The Supreme Court has heard that a legal battle over the collapse of actress Eva Green’s £4m film project was designed to portray her as a “diva” and tarnish her reputation.
The 42-year-old Casino Royale star would star in the sci-fi movie A Patriot before production was halted in October 2019.
It is suing production company White Lantern Films, claiming it was entitled to a million-dollar (approximately £810,000) fee for the film despite its cancellation.
Ms. Green, who is the actress and executive producer on the project, claims she is entitled to her pay if the production is canceled under the so-called “pay or play” clause.
White Lantern Films defends the case and is counter-suing, alleging that she repeatedly made “unreasonable demands” against the French actress and undermined the production of the film.

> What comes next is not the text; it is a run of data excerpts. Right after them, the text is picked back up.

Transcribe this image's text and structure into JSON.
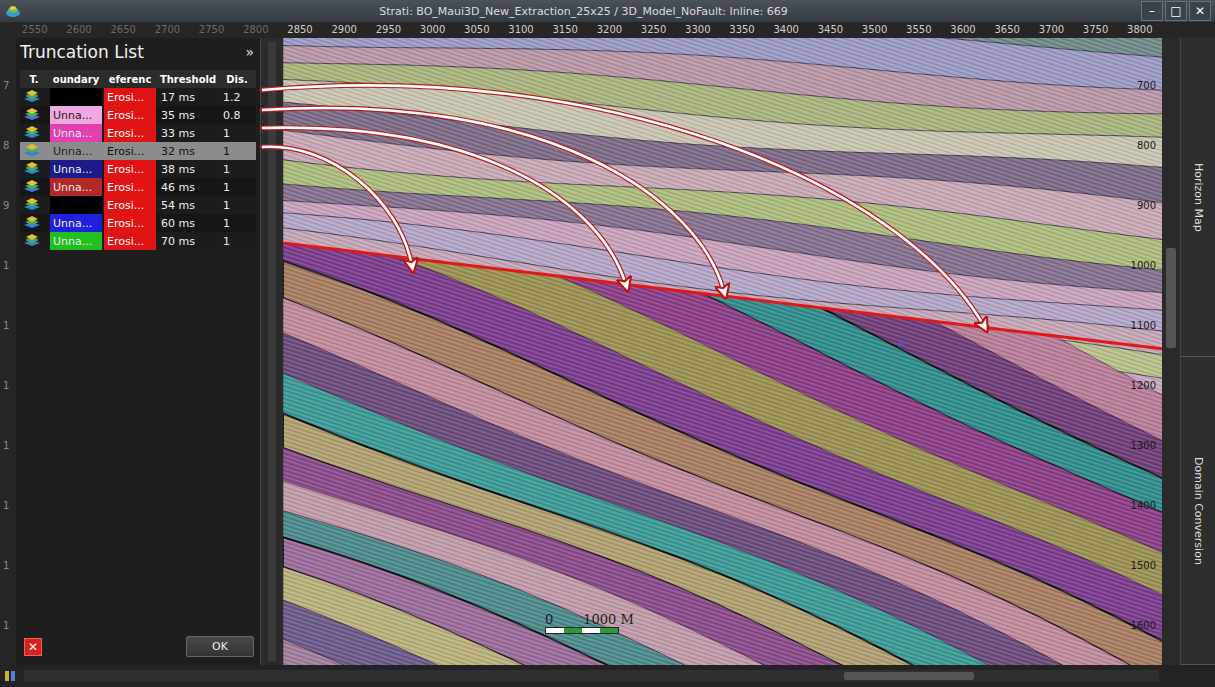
{
  "window": {
    "title": "Strati: BO_Maui3D_New_Extraction_25x25 / 3D_Model_NoFault: Inline: 669",
    "controls": [
      "–",
      "□",
      "✕"
    ]
  },
  "ruler": {
    "top": [
      "2550",
      "2600",
      "2650",
      "2700",
      "2750",
      "2800",
      "2850",
      "2900",
      "2950",
      "3000",
      "3050",
      "3100",
      "3150",
      "3200",
      "3250",
      "3300",
      "3350",
      "3400",
      "3450",
      "3500",
      "3550",
      "3600",
      "3650",
      "3700",
      "3750",
      "3800"
    ],
    "right": [
      "700",
      "800",
      "900",
      "1000",
      "1100",
      "1200",
      "1300",
      "1400",
      "1500",
      "1600"
    ],
    "left": [
      "7",
      "8",
      "9",
      "1",
      "1",
      "1",
      "1",
      "1",
      "1",
      "1"
    ]
  },
  "panel": {
    "title": "Truncation List",
    "collapse": "»",
    "columns": [
      "T.",
      "oundary",
      "eferenc",
      "Threshold",
      "Dis."
    ],
    "rows": [
      {
        "boundary": "",
        "boundary_color": "#000000",
        "reference": "Erosi...",
        "reference_color": "#e01414",
        "threshold": "17 ms",
        "dis": "1.2",
        "selected": false
      },
      {
        "boundary": "Unna...",
        "boundary_color": "#f0a8e0",
        "reference": "Erosi...",
        "reference_color": "#e01414",
        "threshold": "35 ms",
        "dis": "0.8",
        "selected": false
      },
      {
        "boundary": "Unna...",
        "boundary_color": "#e040b0",
        "reference": "Erosi...",
        "reference_color": "#e01414",
        "threshold": "33 ms",
        "dis": "1",
        "selected": false
      },
      {
        "boundary": "Unna...",
        "boundary_color": "#8c8c8c",
        "reference": "Erosi...",
        "reference_color": "#8c8c8c",
        "threshold": "32 ms",
        "dis": "1",
        "selected": true
      },
      {
        "boundary": "Unna...",
        "boundary_color": "#1c1c88",
        "reference": "Erosi...",
        "reference_color": "#e01414",
        "threshold": "38 ms",
        "dis": "1",
        "selected": false
      },
      {
        "boundary": "Unna...",
        "boundary_color": "#b02828",
        "reference": "Erosi...",
        "reference_color": "#e01414",
        "threshold": "46 ms",
        "dis": "1",
        "selected": false
      },
      {
        "boundary": "",
        "boundary_color": "#000000",
        "reference": "Erosi...",
        "reference_color": "#e01414",
        "threshold": "54 ms",
        "dis": "1",
        "selected": false
      },
      {
        "boundary": "Unna...",
        "boundary_color": "#2020e0",
        "reference": "Erosi...",
        "reference_color": "#e01414",
        "threshold": "60 ms",
        "dis": "1",
        "selected": false
      },
      {
        "boundary": "Unna...",
        "boundary_color": "#20c020",
        "reference": "Erosi...",
        "reference_color": "#e01414",
        "threshold": "70 ms",
        "dis": "1",
        "selected": false
      }
    ],
    "delete_button": "✕",
    "ok_button": "OK"
  },
  "section": {
    "scale": {
      "start": "0",
      "end": "1000 M"
    },
    "upper_layers": [
      "#6e8a86",
      "#9a9ac4",
      "#b896a6",
      "#a8b47c",
      "#c8c4b0",
      "#7c6a86",
      "#c8a8b4",
      "#acbc7c",
      "#84708e",
      "#c8a2bc",
      "#b4a6c8",
      "#c4a6b6",
      "#b8c08a",
      "#c8a8c0"
    ],
    "lower_layers": [
      "#b87c98",
      "#6e3c78",
      "#2e8c8c",
      "#8a3c86",
      "#9a9052",
      "#7a3a8c",
      "#a87c60",
      "#c08a9c",
      "#6a4a7a",
      "#3a9a96",
      "#b0a070",
      "#8a4a8a",
      "#c09aa8",
      "#4a8a8a",
      "#9a6a9a",
      "#b8b07a",
      "#6a5a8a",
      "#a07c9a"
    ],
    "erosion_color": "#e01818"
  },
  "side_tabs": [
    "Horizon Map",
    "Domain Conversion"
  ]
}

At the start of the eight-day trial on Thursday, attorney Edmund Cullen KC told the court that Ms. Green wanted to have the film made, but that “the financial plan would never work.”
“This was a passion project for him. The plot of the movie is about the climate catastrophe, a topic that interests him a lot.
“He loved the script and wanted the movie done, he bent over backwards to do it.”
Lawyers for White Lantern Films said in their written defense of the allegation that Ms. Green had expressed “lack of confidence and dissatisfaction” with some of the production crew.
Max Mallin KC for White Lantern claimed he was “increasingly reluctant to get involved in production” in breach of contract.
In the text messages used in White Lantern’s claim, Mrs. Green is said to have referred to one of the film’s executive producers, Jake Seal, as “evil”, a “sneaky sociopath” and a “liar and madman”.
Another message said to have come from Ms. Green in August 2019, “I can’t believe Moron Jake is pure vomit.”
He is also said to have called production manager Terry Bird a “shit****** moron” and described Mr Seal and Mr Bird as “complete scumbags”.
But Mr Cullen told the court: “This case is designed to portray my client as a diva to make headlines and tarnish her reputation.”
She added that it was “truly extraordinary” that Ms. Green faced a case where she “somehow tried to undermine the project by making unreasonable demands from the very beginning”.
The lawyer continued: “He has repeatedly agreed to delay the start of principal photography. She has agreed to move the production from Ireland to the UK. He repeatedly made offers to use part of his wages to finance production costs.
In written presentations, Mr. Cullen said that White Lantern’s defense to the case was “an artificial construct that bears no reality to the real and legal situation that existed at the time”.
“It seems designed to defame an actor who hasn’t breached a contract or missed a day’s shoot in his 20-year career,” he added.
Mr. Cullen later said the text messages “must be seen in context” of negotiations over the purchase of a lender to White Lantern in exchange for script rights.
He added: “In fact, these are informal expulsions of a stream of consciousness as events unfold.
“Language is vulnerable and sometimes expressed forcefully and perhaps carelessly.
“Contradictory and variables that reflect the personalities of those involved and the extreme tension surrounding the production of the film.”
The lawyer said the White Lantern “tried to blame every failure in production on Mrs. Green’s door.”
He later told the court that the production was “in a completely dysfunctional state” and that “the truth” was that “this is a production that could never be made, and that the accused knew it”.
Judge Michael Green is expected to make his decision at a later date.